Parmi les tâches de cette organisation, l’infiltration, la manipulation et la neutralisation des milieux contestataires, aussi bien dans le domaine de la culture que de la politique, tiennent une place primordiale. D’«une poignée d’anarcho-situs», il affirme que lui et les membres de son «internationale» attendent «la mort pour les empailler eux aussi, les momifier». On sait comment ce programme d’hygiène sociale a été conduit jusqu’à maintenant. La debordologie universitaire et la muséographie sont l’alpha et l’oméga de ce processus de récupération, dont l’acquisition par la Bibliothèque nationale de France des archives de Guy Debord constitue le couronnement. Il faut noter que les journalistes qui ont glosé sur cet évènement se sont gardés de faire un rapprochement, beau comme la rencontre fortuite sur une table à dissection d’une machine à coudre et d’un parapluie, entre deux données pourtant publiques.

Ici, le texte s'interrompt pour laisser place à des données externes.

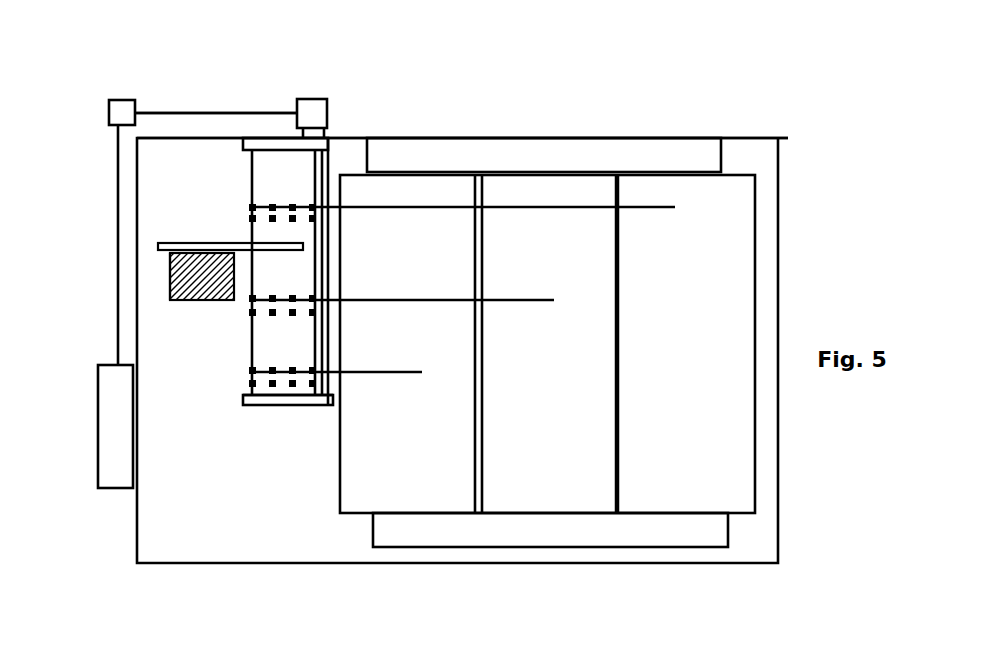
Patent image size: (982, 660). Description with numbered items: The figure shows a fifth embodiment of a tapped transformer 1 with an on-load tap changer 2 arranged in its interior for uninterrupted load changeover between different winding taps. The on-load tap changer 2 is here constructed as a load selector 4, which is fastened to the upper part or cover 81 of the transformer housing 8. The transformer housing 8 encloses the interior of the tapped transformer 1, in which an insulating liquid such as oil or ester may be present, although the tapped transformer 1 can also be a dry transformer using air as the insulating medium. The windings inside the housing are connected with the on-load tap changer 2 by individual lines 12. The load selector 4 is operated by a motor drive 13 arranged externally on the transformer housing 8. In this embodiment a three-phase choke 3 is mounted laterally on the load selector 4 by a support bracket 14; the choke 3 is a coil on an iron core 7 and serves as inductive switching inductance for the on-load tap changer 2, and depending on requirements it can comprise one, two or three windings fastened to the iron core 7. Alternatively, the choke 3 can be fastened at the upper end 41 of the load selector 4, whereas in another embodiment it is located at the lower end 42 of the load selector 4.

The tapped transformer 1 is at (806, 190).
The on-load tap changer 2 is at (330, 163).
The choke 3 is at (190, 292).
The load selector 4 is at (272, 193).
The upper end 41 is at (272, 157).
The lower end 42 is at (260, 392).
The iron core 7 is at (170, 262).
The transformer housing 8 is at (452, 138).
The upper part or cover 81 is at (384, 138).
The lines 12 is at (578, 208).
The motor drive 13 is at (115, 398).
The support bracket 14 is at (163, 245).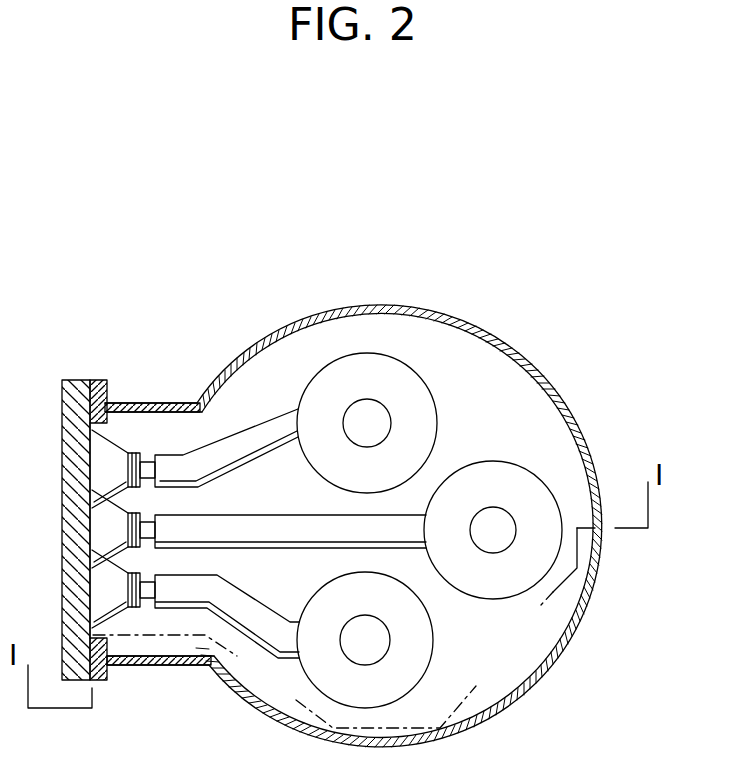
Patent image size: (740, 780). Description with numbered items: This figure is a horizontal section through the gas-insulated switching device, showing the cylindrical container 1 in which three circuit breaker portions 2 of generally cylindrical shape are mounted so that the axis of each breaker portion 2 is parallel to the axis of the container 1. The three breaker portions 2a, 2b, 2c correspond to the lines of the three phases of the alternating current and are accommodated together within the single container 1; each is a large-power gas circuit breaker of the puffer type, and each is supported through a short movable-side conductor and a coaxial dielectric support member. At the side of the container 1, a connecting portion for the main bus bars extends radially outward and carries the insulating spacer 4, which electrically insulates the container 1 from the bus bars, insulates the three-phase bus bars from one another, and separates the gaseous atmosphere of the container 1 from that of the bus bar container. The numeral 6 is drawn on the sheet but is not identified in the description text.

Rappelons donc ici que le principal responsable de cette momification, Bruno Racine, n’est pas seulement le président de la BNF, mais aussi celui du conseil d’administration de la Fondation pour la recherche stratégique. À ce titre, ce personnage a récemment participé au Groupe des experts participant à l’élaboration du nouveau concept stratégique de l’OTAN. Voilà comment, au cours d’ un dîner de fonds, ont été célébrées les noces de l’industrie de l’armement (représentée par un «richissime marchand d’armes» et le «cogérant du groupe Lagardère») et de la critique sociale. Le tout sous les auspices d’une sorte d’agent d’influence, placé à un poste stratégique du Kulturkampf, conduit par ceux que 222 22 22 appelle «les petits timoniers» au service des «mécanismes mêmes du Capital».
Jules Bonnot de la Bande, 15 juin 2010.